This post is a recount of my experiance after recently securing an opportunity to attend James Grenning’s training course Test-Driven Development for Embedded C and follow up workshop on Legacy Code.


The training consisted of a 3 day course on Test Driven Development with an acute focus on its application to the world of Embedded C and a balanced mix of presentation, interative discussion and hands on, practical exercises. A range of concepts were covered, starting from the first contact fundementals of unit testing and quickly ramped up to more advanced spy & mocking techniques, refactoring and agile system design.

All exercises were partaken with one or more fellow attendees. This was not only a valuable opportunity to interact and bond with colleuges from different parts of the orginaisation but provded a fresh and relaxed atmosphere for antendees to experiment with pair programming while at the same time gaining practical experience in appying the concepts presented throughtout the course.

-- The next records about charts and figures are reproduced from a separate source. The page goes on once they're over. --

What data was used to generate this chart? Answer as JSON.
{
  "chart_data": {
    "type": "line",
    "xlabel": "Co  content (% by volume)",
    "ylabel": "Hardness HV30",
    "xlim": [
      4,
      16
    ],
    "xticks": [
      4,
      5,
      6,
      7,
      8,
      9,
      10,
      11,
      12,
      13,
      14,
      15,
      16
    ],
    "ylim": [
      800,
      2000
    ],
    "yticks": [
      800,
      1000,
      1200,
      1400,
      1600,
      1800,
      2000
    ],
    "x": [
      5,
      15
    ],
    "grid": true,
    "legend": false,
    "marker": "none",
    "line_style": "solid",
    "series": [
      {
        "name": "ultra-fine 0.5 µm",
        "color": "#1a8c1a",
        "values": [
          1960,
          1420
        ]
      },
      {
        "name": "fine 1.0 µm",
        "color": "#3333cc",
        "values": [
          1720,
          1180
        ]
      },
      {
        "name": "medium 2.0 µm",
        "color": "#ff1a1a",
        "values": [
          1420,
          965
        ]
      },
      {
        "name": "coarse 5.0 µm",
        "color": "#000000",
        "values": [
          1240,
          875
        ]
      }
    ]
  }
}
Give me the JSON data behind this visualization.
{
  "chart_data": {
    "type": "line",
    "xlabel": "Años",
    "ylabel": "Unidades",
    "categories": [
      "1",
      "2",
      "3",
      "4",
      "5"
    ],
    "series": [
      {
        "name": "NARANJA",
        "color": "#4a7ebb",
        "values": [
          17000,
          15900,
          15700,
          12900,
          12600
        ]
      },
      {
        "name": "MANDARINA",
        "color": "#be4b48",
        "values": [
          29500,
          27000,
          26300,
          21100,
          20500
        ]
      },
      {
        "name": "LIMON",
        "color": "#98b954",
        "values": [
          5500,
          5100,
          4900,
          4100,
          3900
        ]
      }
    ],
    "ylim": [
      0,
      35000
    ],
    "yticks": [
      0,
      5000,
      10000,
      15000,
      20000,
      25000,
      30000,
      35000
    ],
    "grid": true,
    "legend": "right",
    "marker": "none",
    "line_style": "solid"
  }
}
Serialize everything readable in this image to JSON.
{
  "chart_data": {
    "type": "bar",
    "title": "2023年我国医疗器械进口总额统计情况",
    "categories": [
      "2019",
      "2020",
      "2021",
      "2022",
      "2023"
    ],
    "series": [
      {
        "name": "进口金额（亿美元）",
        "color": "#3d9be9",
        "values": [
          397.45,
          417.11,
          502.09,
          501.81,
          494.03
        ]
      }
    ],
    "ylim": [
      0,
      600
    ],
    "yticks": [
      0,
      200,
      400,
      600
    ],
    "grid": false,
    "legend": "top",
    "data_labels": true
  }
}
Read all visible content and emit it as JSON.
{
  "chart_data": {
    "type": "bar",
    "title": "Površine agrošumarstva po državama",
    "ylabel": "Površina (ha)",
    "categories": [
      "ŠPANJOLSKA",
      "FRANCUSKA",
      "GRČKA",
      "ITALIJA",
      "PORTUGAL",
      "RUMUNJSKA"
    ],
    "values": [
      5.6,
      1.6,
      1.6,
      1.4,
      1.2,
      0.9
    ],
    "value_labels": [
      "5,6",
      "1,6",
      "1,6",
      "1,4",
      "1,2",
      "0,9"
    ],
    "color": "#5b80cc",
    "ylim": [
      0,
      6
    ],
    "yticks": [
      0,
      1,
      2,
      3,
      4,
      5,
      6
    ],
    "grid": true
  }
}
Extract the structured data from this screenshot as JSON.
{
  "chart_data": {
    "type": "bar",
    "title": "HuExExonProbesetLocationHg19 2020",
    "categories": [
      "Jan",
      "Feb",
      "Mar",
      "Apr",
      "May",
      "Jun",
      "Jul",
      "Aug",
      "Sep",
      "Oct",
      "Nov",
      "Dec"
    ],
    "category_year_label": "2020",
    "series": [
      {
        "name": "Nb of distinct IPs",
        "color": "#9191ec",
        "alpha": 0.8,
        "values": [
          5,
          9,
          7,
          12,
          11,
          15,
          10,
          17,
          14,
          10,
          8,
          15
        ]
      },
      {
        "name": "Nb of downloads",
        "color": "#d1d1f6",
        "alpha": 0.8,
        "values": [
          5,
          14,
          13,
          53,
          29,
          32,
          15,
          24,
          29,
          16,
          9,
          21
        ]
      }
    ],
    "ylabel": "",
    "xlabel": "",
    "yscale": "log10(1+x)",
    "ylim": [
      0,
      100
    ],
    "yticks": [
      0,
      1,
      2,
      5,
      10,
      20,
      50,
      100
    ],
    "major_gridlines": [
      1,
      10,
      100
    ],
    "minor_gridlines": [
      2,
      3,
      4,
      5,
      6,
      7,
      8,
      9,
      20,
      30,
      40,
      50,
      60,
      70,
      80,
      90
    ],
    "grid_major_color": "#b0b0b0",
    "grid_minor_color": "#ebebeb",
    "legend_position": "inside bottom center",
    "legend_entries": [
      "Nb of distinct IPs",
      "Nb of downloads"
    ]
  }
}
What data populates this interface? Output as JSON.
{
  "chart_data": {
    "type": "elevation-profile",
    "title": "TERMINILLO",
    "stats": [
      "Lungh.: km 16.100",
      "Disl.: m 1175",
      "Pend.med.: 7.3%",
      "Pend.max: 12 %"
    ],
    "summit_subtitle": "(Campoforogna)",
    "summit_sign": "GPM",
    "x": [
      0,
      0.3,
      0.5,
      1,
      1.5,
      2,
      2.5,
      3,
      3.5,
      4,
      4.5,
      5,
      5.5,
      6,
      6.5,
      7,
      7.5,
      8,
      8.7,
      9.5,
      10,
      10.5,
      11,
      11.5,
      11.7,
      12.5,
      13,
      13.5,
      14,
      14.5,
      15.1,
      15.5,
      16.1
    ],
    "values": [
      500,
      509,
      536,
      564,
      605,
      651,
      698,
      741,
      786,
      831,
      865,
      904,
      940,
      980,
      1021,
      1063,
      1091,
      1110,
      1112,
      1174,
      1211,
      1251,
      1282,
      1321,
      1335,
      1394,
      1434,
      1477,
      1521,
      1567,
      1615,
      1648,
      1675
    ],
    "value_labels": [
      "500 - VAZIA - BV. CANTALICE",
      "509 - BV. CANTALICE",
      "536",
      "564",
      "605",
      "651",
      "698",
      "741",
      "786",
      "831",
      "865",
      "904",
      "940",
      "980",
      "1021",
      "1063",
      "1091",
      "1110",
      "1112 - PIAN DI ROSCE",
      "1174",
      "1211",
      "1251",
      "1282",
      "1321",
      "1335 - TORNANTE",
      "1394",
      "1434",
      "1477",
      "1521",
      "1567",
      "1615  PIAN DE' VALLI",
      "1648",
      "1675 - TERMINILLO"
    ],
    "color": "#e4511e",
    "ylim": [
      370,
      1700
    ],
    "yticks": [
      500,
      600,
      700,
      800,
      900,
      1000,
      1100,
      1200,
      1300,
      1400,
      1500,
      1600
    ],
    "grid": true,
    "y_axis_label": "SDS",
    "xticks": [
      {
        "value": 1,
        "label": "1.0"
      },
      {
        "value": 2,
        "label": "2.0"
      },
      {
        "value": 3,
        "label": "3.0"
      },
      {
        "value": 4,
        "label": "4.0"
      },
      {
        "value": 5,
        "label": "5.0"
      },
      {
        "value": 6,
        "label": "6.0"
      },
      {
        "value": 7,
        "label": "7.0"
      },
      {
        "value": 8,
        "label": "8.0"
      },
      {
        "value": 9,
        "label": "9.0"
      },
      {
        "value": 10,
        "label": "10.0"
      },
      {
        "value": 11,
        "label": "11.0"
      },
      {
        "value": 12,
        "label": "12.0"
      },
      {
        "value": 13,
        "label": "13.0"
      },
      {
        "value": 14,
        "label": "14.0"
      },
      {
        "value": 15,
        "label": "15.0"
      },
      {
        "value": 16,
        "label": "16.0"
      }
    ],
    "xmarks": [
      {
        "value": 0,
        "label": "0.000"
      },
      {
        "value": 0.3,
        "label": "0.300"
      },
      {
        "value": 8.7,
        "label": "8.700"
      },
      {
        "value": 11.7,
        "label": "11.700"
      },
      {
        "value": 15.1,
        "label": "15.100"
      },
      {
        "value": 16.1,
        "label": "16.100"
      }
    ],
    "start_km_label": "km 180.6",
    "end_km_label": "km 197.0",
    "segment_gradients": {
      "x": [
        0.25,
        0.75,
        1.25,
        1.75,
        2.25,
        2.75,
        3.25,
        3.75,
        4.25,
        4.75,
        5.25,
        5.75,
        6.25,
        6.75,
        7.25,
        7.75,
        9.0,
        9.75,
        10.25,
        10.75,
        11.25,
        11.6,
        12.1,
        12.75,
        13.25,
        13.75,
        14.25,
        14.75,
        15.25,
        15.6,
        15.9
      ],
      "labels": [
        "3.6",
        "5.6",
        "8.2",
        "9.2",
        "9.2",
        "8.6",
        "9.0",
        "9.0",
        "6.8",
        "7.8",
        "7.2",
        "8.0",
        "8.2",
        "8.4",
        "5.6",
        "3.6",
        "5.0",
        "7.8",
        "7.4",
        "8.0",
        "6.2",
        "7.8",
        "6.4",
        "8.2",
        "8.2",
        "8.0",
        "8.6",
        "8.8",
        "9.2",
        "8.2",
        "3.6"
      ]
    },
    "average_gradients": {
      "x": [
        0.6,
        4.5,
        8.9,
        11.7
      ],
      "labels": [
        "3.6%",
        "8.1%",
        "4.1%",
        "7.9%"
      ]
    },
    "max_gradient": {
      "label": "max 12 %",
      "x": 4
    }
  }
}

The workshop was based on the novel concept of the instructor guiding attendees as they prepared a peice of an existing, real world legacy code base with which they interacted with on a daily basis as part of their jobs and reigned it in under a test harness; creating an environment in which attendees can apply the concepts, methods and techniques acquired during the preceeding few days of training to their everyday work right away.

The realities of this workshop idea was everybit as challenging and audacious as it sounds. However I was very suprised and pleased to discover that the instructor and his assistant possessed the abundent levels of experience and expertise necessery to make such an exercise a resounding success despite examining three completely seperate legacy code bases during the limited time period of the workshop.


James Grenning has also taken the time to share his knowledge an insights into Test Driven Development and Embedded C in the form of a book also entitled Test-Driven Development for Embedded C. I thought it was a good read, and I say that having read over 50 technical books in the past 2 years. I would definitly regard it as essential reading for anyone working with embedded systems.

Overall I am very pleased with the course. I went in with the vague goal of “learning something”. I came away with firm grasp of Test Driven Development, its benefits and associated methodologies and more importantly with a clear view of how I can (and will) apply these techniques to my technical projects, both at home and in the office.